De EU en de Organisatie van de Verenigde Naties voor Onderwijs, Wetenschap en Cultuur (Unesco) zullen in 2017-18 samen een proefproject opzetten om opleidingsmodules betreffende de illegale handel in cultuurgoederen te ontwikkelen voor de relevante beroepsgroepen, waaronder politieambtenaren. Met dit proefproject zal ook een uitgebreide studie naar de verschillende dimensies van de illegale handel in cultuurgoederen worden gefinancierd, waarin met name zal worden gekeken naar smokkelroutes, -omvang en -methoden alsook naar het gebruik van nieuwe technologieën om deze te bestrijden.

Via TAIEX, het EU-instrument instrument voor technische bijstand en informatie-uitwisseling, wordt ook voorzien in capaciteitsopbouw van de rechtshandhavingsautoriteiten. De afgelopen jaren zijn verschillende workshops over de bestrijding van de illegale handel in cultuurgoederen georganiseerd, onder andere in de voormalige Joegoslavische Republiek Macedonië, Turkije, Kosovo, Bosnië en Herzegovina en Servië. De TAIEX-bijstand was voorheen alleen beschikbaar in de landen van het nabuurschap, maar kan nu overal ter wereld worden ingezet.

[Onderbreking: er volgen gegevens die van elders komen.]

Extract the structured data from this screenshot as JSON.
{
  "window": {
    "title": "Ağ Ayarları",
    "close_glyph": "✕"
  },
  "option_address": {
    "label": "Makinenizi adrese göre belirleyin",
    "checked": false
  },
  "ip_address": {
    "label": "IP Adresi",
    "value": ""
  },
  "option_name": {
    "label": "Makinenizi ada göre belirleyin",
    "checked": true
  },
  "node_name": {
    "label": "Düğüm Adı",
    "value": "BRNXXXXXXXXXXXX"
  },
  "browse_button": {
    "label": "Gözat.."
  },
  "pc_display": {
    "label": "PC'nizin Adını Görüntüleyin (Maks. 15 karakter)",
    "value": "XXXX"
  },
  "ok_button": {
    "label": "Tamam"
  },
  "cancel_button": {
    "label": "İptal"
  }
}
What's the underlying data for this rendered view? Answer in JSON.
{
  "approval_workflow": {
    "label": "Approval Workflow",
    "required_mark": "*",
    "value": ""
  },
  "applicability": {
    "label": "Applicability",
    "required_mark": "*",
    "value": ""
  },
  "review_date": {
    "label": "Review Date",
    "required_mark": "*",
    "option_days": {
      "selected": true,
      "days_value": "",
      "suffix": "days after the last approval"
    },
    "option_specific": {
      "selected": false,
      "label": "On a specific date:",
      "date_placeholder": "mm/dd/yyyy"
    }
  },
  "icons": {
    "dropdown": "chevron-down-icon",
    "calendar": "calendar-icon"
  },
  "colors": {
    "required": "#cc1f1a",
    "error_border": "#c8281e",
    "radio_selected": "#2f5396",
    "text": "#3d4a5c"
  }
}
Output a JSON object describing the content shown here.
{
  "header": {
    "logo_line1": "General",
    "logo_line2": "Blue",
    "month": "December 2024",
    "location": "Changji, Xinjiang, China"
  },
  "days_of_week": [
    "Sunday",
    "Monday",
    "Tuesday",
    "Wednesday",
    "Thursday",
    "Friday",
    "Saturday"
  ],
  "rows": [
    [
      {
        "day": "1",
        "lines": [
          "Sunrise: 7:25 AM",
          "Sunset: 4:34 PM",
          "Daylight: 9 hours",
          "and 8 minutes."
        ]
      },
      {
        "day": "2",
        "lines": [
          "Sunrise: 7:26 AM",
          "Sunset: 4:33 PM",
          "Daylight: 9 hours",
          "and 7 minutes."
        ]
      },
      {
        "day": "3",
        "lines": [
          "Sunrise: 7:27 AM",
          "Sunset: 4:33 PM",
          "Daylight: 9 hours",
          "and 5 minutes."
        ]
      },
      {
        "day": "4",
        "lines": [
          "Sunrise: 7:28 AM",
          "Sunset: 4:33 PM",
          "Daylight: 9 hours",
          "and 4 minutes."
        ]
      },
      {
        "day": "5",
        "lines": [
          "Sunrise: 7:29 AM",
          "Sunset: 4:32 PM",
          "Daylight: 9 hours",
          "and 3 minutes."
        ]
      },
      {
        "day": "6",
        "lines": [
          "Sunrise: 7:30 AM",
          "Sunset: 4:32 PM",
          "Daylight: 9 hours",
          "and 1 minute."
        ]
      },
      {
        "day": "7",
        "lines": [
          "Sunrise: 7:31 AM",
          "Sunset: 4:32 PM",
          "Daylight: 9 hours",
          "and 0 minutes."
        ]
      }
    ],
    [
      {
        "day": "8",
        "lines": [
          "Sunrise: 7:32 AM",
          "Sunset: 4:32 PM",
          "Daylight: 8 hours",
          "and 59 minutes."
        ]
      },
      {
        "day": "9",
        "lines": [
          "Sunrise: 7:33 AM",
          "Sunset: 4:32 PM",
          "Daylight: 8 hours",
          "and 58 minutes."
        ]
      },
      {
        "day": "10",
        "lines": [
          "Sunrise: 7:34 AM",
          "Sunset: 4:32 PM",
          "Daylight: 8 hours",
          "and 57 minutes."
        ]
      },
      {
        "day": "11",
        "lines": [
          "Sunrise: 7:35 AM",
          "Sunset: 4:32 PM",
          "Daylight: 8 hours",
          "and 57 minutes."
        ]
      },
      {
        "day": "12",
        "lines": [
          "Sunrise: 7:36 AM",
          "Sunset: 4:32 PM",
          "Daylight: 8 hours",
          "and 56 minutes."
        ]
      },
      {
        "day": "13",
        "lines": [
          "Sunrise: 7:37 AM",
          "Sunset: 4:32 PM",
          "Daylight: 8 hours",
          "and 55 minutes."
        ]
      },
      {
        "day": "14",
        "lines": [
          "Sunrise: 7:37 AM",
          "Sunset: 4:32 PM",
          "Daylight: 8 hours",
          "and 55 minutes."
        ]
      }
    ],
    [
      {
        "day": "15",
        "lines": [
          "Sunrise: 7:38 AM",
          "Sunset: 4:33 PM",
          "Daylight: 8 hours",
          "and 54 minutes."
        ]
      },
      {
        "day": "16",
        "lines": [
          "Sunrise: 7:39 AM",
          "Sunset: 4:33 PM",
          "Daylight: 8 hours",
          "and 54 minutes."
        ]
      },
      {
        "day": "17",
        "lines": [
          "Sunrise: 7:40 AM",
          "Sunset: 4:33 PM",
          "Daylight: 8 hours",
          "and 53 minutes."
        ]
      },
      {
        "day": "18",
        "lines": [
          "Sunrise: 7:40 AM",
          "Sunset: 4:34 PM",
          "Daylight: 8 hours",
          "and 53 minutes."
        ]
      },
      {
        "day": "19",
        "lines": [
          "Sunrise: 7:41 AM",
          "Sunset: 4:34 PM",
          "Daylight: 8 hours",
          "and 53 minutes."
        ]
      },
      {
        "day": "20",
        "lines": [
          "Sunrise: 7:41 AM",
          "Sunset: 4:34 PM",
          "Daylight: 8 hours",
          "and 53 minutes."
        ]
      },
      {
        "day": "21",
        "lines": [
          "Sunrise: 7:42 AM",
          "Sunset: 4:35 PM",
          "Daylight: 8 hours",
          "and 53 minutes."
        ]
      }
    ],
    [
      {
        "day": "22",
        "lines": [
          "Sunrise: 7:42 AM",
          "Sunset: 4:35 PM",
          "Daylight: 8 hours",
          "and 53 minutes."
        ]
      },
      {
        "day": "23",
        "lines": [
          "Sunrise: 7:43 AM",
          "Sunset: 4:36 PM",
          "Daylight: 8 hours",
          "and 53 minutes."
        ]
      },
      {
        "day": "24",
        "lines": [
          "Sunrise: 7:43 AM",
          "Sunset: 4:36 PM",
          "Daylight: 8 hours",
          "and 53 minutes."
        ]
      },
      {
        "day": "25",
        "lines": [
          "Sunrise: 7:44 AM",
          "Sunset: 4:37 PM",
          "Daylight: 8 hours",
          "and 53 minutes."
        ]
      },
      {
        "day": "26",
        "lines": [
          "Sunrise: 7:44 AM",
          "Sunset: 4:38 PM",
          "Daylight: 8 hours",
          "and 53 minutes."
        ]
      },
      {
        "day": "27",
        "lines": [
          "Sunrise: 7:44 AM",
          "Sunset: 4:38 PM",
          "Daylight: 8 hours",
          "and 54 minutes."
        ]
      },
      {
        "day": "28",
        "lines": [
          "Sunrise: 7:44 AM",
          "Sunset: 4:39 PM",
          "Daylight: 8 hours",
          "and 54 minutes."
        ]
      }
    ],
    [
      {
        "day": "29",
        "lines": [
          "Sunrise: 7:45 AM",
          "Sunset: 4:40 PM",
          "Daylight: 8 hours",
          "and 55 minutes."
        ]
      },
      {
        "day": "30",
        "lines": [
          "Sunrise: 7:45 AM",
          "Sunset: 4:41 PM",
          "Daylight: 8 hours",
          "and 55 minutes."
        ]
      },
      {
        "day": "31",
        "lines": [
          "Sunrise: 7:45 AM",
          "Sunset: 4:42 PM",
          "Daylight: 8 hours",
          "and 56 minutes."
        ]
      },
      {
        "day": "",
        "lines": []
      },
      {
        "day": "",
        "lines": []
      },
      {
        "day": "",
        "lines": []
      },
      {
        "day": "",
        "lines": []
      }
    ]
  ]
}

Deskundigen op het gebied van cultureel erfgoed nemen steeds vaker deel aan gezamenlijke missies van de EU, de VN en de Wereldbank om de behoeften na een ramp en in de fasen van herstel en vredesopbouw in kaart te brengen, waarbij zij de schade aan en risico's voor het cultureel erfgoed, waaronder illegale handel, helpen te beoordelen.

Deze lijst van initiatieven is niet volledig. In de nabije toekomst zullen nog extra maatregelen worden genomen om de tenuitvoerlegging van de voorgestelde verordening te vergemakkelijken en de doelstellingen ervan te ondersteunen.

1.

Het voorstel is ook in overeenstemming met en draagt bij aan andere beleidsgebieden van de Unie, met name:


– de Europese veiligheidsagenda 16 , die de nadruk legt op het belang van de strijd tegen terrorisme en georganiseerde misdaad;

– het actieplan ter versterking van de strijd tegen terrorismefinanciering, waarin een aantal beleids- en wetgevingsinitiatieven (waaronder dit voorstel) zijn opgesomd, die in het kader van een alomvattende aanpak op dit gebied moeten worden genomen; en

– de richtlijn van het Europees Parlement en de Raad inzake terrorismebestrijding en ter vervanging van Kaderbesluit 2002/475/JBZ van de Raad inzake terrorismebestrijding, die ook bepalingen bevat betreffende strafrechtelijke sancties voor personen of entiteiten die materiële steun voor terrorisme verstrekken.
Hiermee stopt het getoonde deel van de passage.